Aster Lit: Meridian
Issue 14—Fall 2025
Gap Dynamics
Ember Jones, United States
When Oma Came to Live With Us
Ember Jones, United States
The room was gutted and refitted for geriatric bones,
sagging foam mattress discarded in favor of deep cushions
plumped for swallowing limp skin and sunken sores.
The place was adorned with insulin needles, spare change,
red and white pills encrusted into the pages of a stained large-print
Bible on the bedside table stinking of ammonia and cat litter.
She spoke in uncertain forbiddens, slurred speech:
a cherry-red motorcycle, six fractured ribs—seven unholy
angels, quiet hallucinations, and the drink.
When she went away, she left the ocean-blue walls bleeding
umber / chalky drywall seeping from stab wounds
into the carpet / the splintering closet doors ripped from rusted
hinges / bedsheets soaked with yellowed poison /
uneaten produce still cloaked in grocery bags
becoming gangrenous in the mouth of the refrigerator.

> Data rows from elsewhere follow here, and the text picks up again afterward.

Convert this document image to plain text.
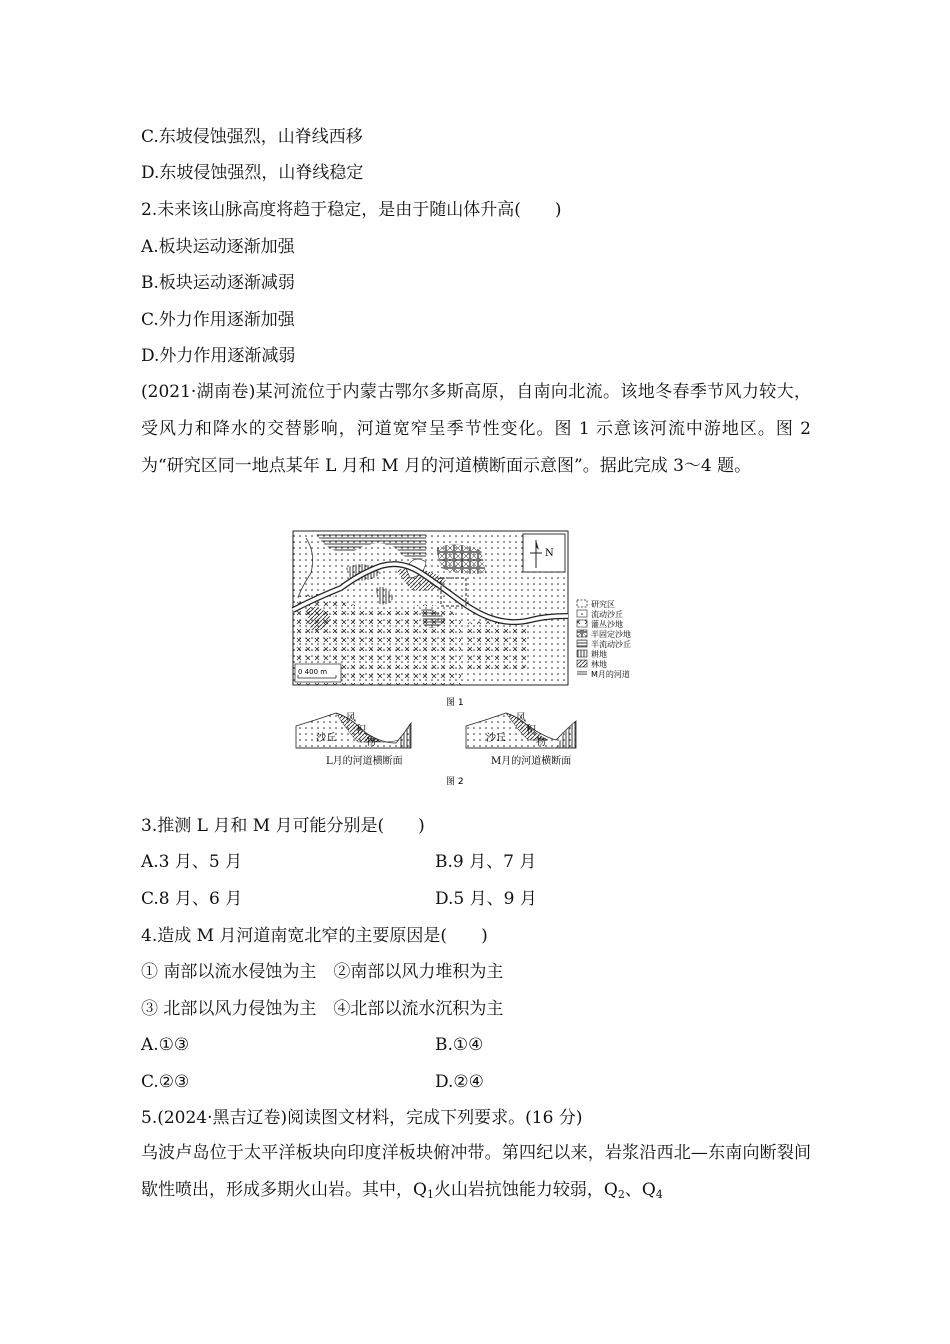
C.东坡侵蚀强烈，山脊线西移
D.东坡侵蚀强烈，山脊线稳定
2.未来该山脉高度将趋于稳定，是由于随山体升高(　　)
A.板块运动逐渐加强
B.板块运动逐渐减弱
C.外力作用逐渐加强
D.外力作用逐渐减弱
(2021·湖南卷)某河流位于内蒙古鄂尔多斯高原，自南向北流。该地冬春季节风力较大，受风力和降水的交替影响，河道宽窄呈季节性变化。图 1 示意该河流中游地区。图 2 为“研究区同一地点某年 L 月和 M 月的河道横断面示意图”。据此完成 3～4 题。
N
0 400 m
研究区
流动沙丘
灌丛沙地
半固定沙地
半流动沙丘
耕地
林地
M月的河道
图 1
沙丘
风
积
物
L月的河道横断面
沙丘
风
积
物
M月的河道横断面
图 2
3.推测 L 月和 M 月可能分别是(　　)
A.3 月、5 月	B.9 月、7 月
C.8 月、6 月	D.5 月、9 月
4.造成 M 月河道南宽北窄的主要原因是(　　)
① 南部以流水侵蚀为主　②南部以风力堆积为主
③ 北部以风力侵蚀为主　④北部以流水沉积为主
A.①③	B.①④
C.②③	D.②④
5.(2024·黑吉辽卷)阅读图文材料，完成下列要求。(16 分)
乌波卢岛位于太平洋板块向印度洋板块俯冲带。第四纪以来，岩浆沿西北—东南向断裂间歇性喷出，形成多期火山岩。其中，$Q_1$火山岩抗蚀能力较弱，$Q_2$、$Q_4$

Second-hand oil paintings of roses, fruit bowls, Texan
countrysides watched her go, frames swinging gracelessly
from brass wall hooks, porcelain cowboys quivering
on their shelves before being shoved in cardboard boxes
and made a palace for attic roaches
until they find their resting place
at a landfill or a new home.
Ember Jones (she/her) is a writer and a student of environmental conservation and ecology. She currently serves as the Editor-in-Chief of her university's student literary magazine, The Peel Review. She believes science and the arts are two sides of the same coin and aims to blur the divide between them in her work.